More often than not, hemp is confused with cannabis and marijuana. Before, we dive into understanding the uses of the plant, let us clear this confusion. While, hemp, cannabis and marijuana are derived from the same species, Cannabis sativa L., their phytochemical composition, genetic functioning and method of cultivation varies. All the three plants are different strains of the same species, having different uses. With cannabis and marijuana, still not legal in various countries, NDPS (Narcotic Drugs and Psychotropic Substances) Act, 1985 states that cannabis with

THC(tetrahydrocannabinol) lower than 0.3% can get legal approval for commercial cultivation as a right under the state list. With concentration of THC in hemp being less than 0.3%, it was an easy pass for hemp.

2. Hemp and its uses

Hemp plants require almost no specific conditions for their growth and cultivation. Except Antarctica, where hemp plants cannot thrive in the cold conditions, they grow naturally across the world. From wide ranging uses in industries such as textiles, shoes, food, paper, rope, even biofuel and bioplastics – hemp, is a plant of many uses  as well as a very important raw material.

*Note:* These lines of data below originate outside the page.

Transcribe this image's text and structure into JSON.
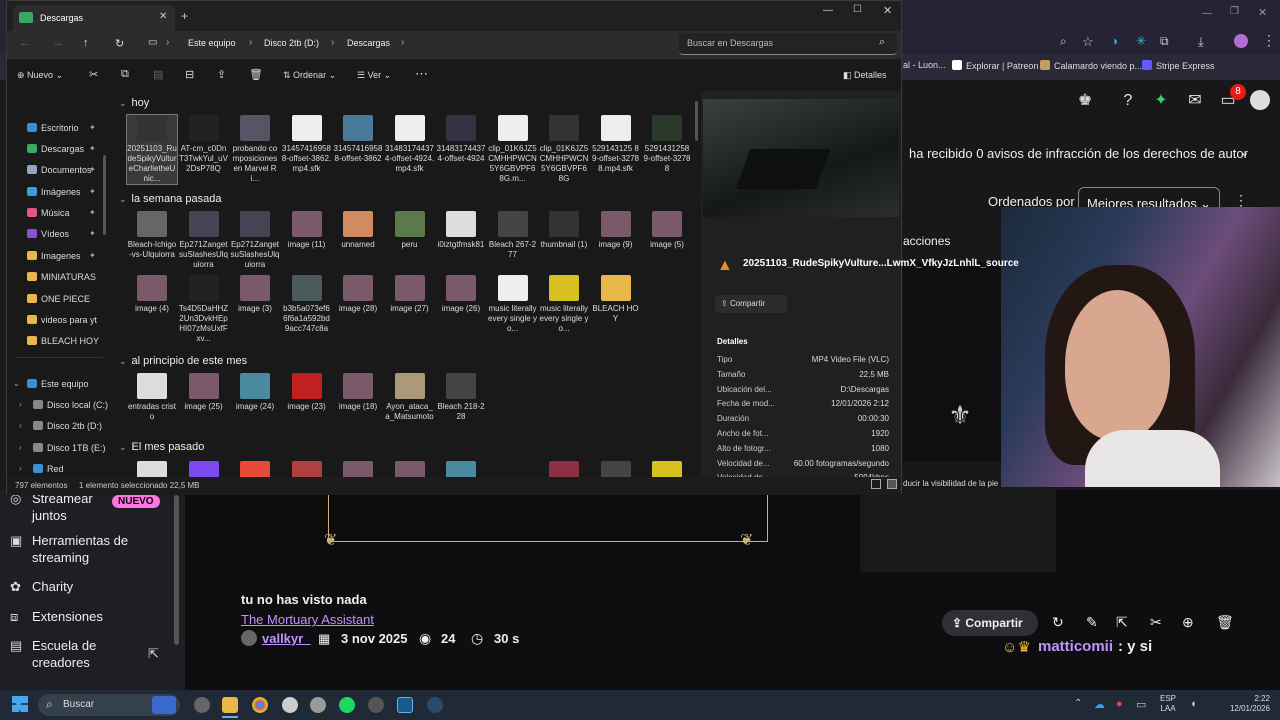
{
  "browser": {
    "bookmarks": [
      "al - Luon...",
      "Explorar | Patreon",
      "Calamardo viendo p...",
      "Stripe Express"
    ],
    "notification_count": "8"
  },
  "twitch": {
    "notice": "ha recibido 0 avisos de infracción de los derechos de autor",
    "sort_label": "Ordenados por",
    "sort_value": "Mejores resultados",
    "acciones": "acciones",
    "sidebar": [
      {
        "label": "Streamear juntos",
        "badge": "NUEVO"
      },
      {
        "label": "Herramientas de streaming"
      },
      {
        "label": "Charity"
      },
      {
        "label": "Extensiones"
      },
      {
        "label": "Escuela de creadores"
      }
    ],
    "overlay_text": "ducir la visibilidad de la pie",
    "clip_title": "tu no has visto nada",
    "game": "The Mortuary Assistant",
    "author": "vallkyr_",
    "date": "3 nov 2025",
    "views": "24",
    "duration": "30 s",
    "share_label": "Compartir",
    "chat_user": "matticomii",
    "chat_msg": ": y si"
  },
  "explorer": {
    "tab_title": "Descargas",
    "breadcrumb": [
      "Este equipo",
      "Disco 2tb (D:)",
      "Descargas"
    ],
    "search_placeholder": "Buscar en Descargas",
    "cmd": {
      "new": "Nuevo",
      "sort": "Ordenar",
      "view": "Ver",
      "details": "Detalles"
    },
    "nav": [
      {
        "label": "Escritorio",
        "color": "#3a8fd8",
        "pinned": true
      },
      {
        "label": "Descargas",
        "color": "#3aa860",
        "pinned": true
      },
      {
        "label": "Documentos",
        "color": "#8fa6c2",
        "pinned": true
      },
      {
        "label": "Imágenes",
        "color": "#3a9fd8",
        "pinned": true
      },
      {
        "label": "Música",
        "color": "#e0548a",
        "pinned": true
      },
      {
        "label": "Vídeos",
        "color": "#8a4fd8",
        "pinned": true
      },
      {
        "label": "Imagenes",
        "color": "#e8b84a",
        "pinned": true
      },
      {
        "label": "MINIATURAS",
        "color": "#e8b84a",
        "pinned": false
      },
      {
        "label": "ONE PIECE",
        "color": "#e8b84a",
        "pinned": false
      },
      {
        "label": "videos para yt",
        "color": "#e8b84a",
        "pinned": false
      },
      {
        "label": "BLEACH HOY",
        "color": "#e8b84a",
        "pinned": false
      },
      {
        "label": "Este equipo",
        "color": "#3a8fd8",
        "pinned": false
      },
      {
        "label": "Disco local (C:)",
        "color": "#888888",
        "pinned": false
      },
      {
        "label": "Disco 2tb (D:)",
        "color": "#888888",
        "pinned": false
      },
      {
        "label": "Disco 1TB (E:)",
        "color": "#888888",
        "pinned": false
      },
      {
        "label": "Red",
        "color": "#3a8fd8",
        "pinned": false
      }
    ],
    "groups": [
      {
        "title": "hoy",
        "files": [
          {
            "name": "20251103_RudeSpikyVultureCharlietheUnic...",
            "color": "#333"
          },
          {
            "name": "AT-cm_c0DnT3TwkYul_uV2DsP78Q",
            "color": "#222"
          },
          {
            "name": "probando composiciones en Marvel Ri...",
            "color": "#556"
          },
          {
            "name": "314574169588-offset-3862.mp4.sfk",
            "color": "#eee"
          },
          {
            "name": "314574169588-offset-3862",
            "color": "#4a7a9a"
          },
          {
            "name": "314831744374-offset-4924.mp4.sfk",
            "color": "#eee"
          },
          {
            "name": "314831744374-offset-4924",
            "color": "#334"
          },
          {
            "name": "clip_01K6JZ5CMHHPWCN5Y6GBVPF68G.m...",
            "color": "#eee"
          },
          {
            "name": "clip_01K6JZ5CMHHPWCN5Y6GBVPF68G",
            "color": "#333"
          },
          {
            "name": "529143125 89-offset-32788.mp4.sfk",
            "color": "#eee"
          },
          {
            "name": "5291431258 9-offset-32788",
            "color": "#2a3a2a"
          }
        ]
      },
      {
        "title": "la semana pasada",
        "files": [
          {
            "name": "Bleach-Ichigo-vs-Ulquiorra",
            "color": "#666"
          },
          {
            "name": "Ep271ZangetsuSlashesUlquiorra",
            "color": "#445"
          },
          {
            "name": "Ep271ZangetsuSlashesUlquiorra",
            "color": "#445"
          },
          {
            "name": "image (11)",
            "color": "#7a5a6a"
          },
          {
            "name": "unnamed",
            "color": "#d28a60"
          },
          {
            "name": "peru",
            "color": "#5a7a4a"
          },
          {
            "name": "i0iztgtfmsk81",
            "color": "#ddd"
          },
          {
            "name": "Bleach 267-277",
            "color": "#444"
          },
          {
            "name": "thumbnail (1)",
            "color": "#333"
          },
          {
            "name": "image (9)",
            "color": "#7a5a6a"
          },
          {
            "name": "image (5)",
            "color": "#7a5a6a"
          },
          {
            "name": "image (4)",
            "color": "#7a5a6a"
          },
          {
            "name": "Ts4D5DaHHZ2Un3DvkHEpHI07zMsUxfFxv...",
            "color": "#222"
          },
          {
            "name": "image (3)",
            "color": "#7a5a6a"
          },
          {
            "name": "b3b5a073ef66f6a1a592bd9acc747c8a",
            "color": "#4a5a5a"
          },
          {
            "name": "image (28)",
            "color": "#7a5a6a"
          },
          {
            "name": "image (27)",
            "color": "#7a5a6a"
          },
          {
            "name": "image (26)",
            "color": "#7a5a6a"
          },
          {
            "name": "music literally every single yo...",
            "color": "#eee"
          },
          {
            "name": "music literally every single yo...",
            "color": "#d8c020"
          },
          {
            "name": "BLEACH HOY",
            "color": "#e8b84a"
          }
        ]
      },
      {
        "title": "al principio de este mes",
        "files": [
          {
            "name": "entradas cristo",
            "color": "#ddd"
          },
          {
            "name": "image (25)",
            "color": "#7a5a6a"
          },
          {
            "name": "image (24)",
            "color": "#4a8aa0"
          },
          {
            "name": "image (23)",
            "color": "#c02020"
          },
          {
            "name": "image (18)",
            "color": "#7a5a6a"
          },
          {
            "name": "Ayon_ataca_a_Matsumoto",
            "color": "#aa9a7a"
          },
          {
            "name": "Bleach 218-228",
            "color": "#444"
          }
        ]
      },
      {
        "title": "El mes pasado",
        "files": []
      }
    ],
    "details": {
      "filename": "20251103_RudeSpikyVulture...LwmX_VfkyJzLnhlL_source",
      "share": "Compartir",
      "section": "Detalles",
      "rows": [
        [
          "Tipo",
          "MP4 Video File (VLC)"
        ],
        [
          "Tamaño",
          "22,5 MB"
        ],
        [
          "Ubicación del...",
          "D:\\Descargas"
        ],
        [
          "Fecha de mod...",
          "12/01/2026 2:12"
        ],
        [
          "Duración",
          "00:00:30"
        ],
        [
          "Ancho de fot...",
          "1920"
        ],
        [
          "Alto de fotogr...",
          "1080"
        ],
        [
          "Velocidad de...",
          "60.00 fotogramas/segundo"
        ],
        [
          "Velocidad de...",
          "5994kbps"
        ]
      ]
    },
    "status": {
      "count": "797 elementos",
      "selection": "1 elemento seleccionado  22,5 MB"
    }
  },
  "taskbar": {
    "search": "Buscar",
    "lang": "ESP",
    "region": "LAA",
    "time": "2:22",
    "date": "12/01/2026"
  }
}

Mansi Shah of Hemp Fabric Lab, says, “The modern hemp industry in India is at a highly nascent stage, even though, paradoxically, the use of hemp fibre and seed for a range of applications – rope, fuel, food – has been commonly acknowledged for several centuries in India’s rural communities.”

With hemp plant having no intoxicating effect, let us discover how the plant has been an asset for the Indian economy.

2.1 Food and Nutrition

Since hemp is highly nutritious, hemp based food products are umpteen. Starting from hemp based CBD oil, an extremely useful oil for treating medical ailments, to hemp milk, hemp plants have contributed significantly to the food sector due to its properties. From being nutritionally superior to flax, chia, or fish Oil and having a balanced ratio of Essential Fatty Acids, hemp oil and hemp seeds have been regular as part of nutritious diets.    

2.2 Fiber and Fuel

Hemp, a naturally occuring, durable fiber has been the first choice as raw material for many fiber industries. Hemp was first used for weaving nets, making carpets, sacking etc. Upon observing its quality, it was then discovered that fibrous stalks of hemp were great to be weaved into cloth. With cotton coming into the picture, usage of hemp in the textile industry saw a decline. However, a report on The Statesman writes, “…hemp has 2 or 3 times more productivity than cotton, and the fiber is longer, stronger, more insulating and absorbent than cotton fiber.” Due to these properties, hemp is making a comeback in the organic, modern textile industry in India, says Mansi Shah.

Biodiesel from the hemp seeds and biofuel from the fibrous stalks of hemp, makes fuel production a by product of hemp cultivation. Hemp fuel obtained from the stalks is a form of cellulosic ethanol. However, there has not been much study into the same and requires further investigation.

2.3 Plastic and Paper

Hemp based platics fall into the category of bioplastics, and could prove to be extremely safe in today’s world where we’re facing a plastic crisis.

Beyond textiles, hemp has also found its usage in paper manufacturing. The bast fiber of hemp is primarily responsible for paper production. Studies suggest that paper made from hemp has far better quality than the paper we use now.

2.4 Pet food

Since hemp seeds contain several healthy proteins and can also improve the skin condition, they are given as dietary supplements to dogs, cats, cows, horses, as well as birds. These seeds contain all ten essential amino acids, making it a full proof protein. They also make pets’ skin healthy and shiny.

2.5 Construction Material

Pulpy wood-like center of hemp’s stalks is blended to make Hempcrete, something that could be used as a construction material. It is a biocomposite of hemp hurd, mixed with lime and water. Hempcrete is also mold-resistant, carbon-negative, and works as an insulator. With no synthetic components and great structural strength, hempcrete is a viable and conventional alternative as a construction material.


As you saw above, hemp, a plant of many uses, has several other uses as well that are not mentioned in this article. With hemp cultivation experiencing a shift, let us hope that it is encouraged in the coming years, as the plant seems to be able to do-it-all.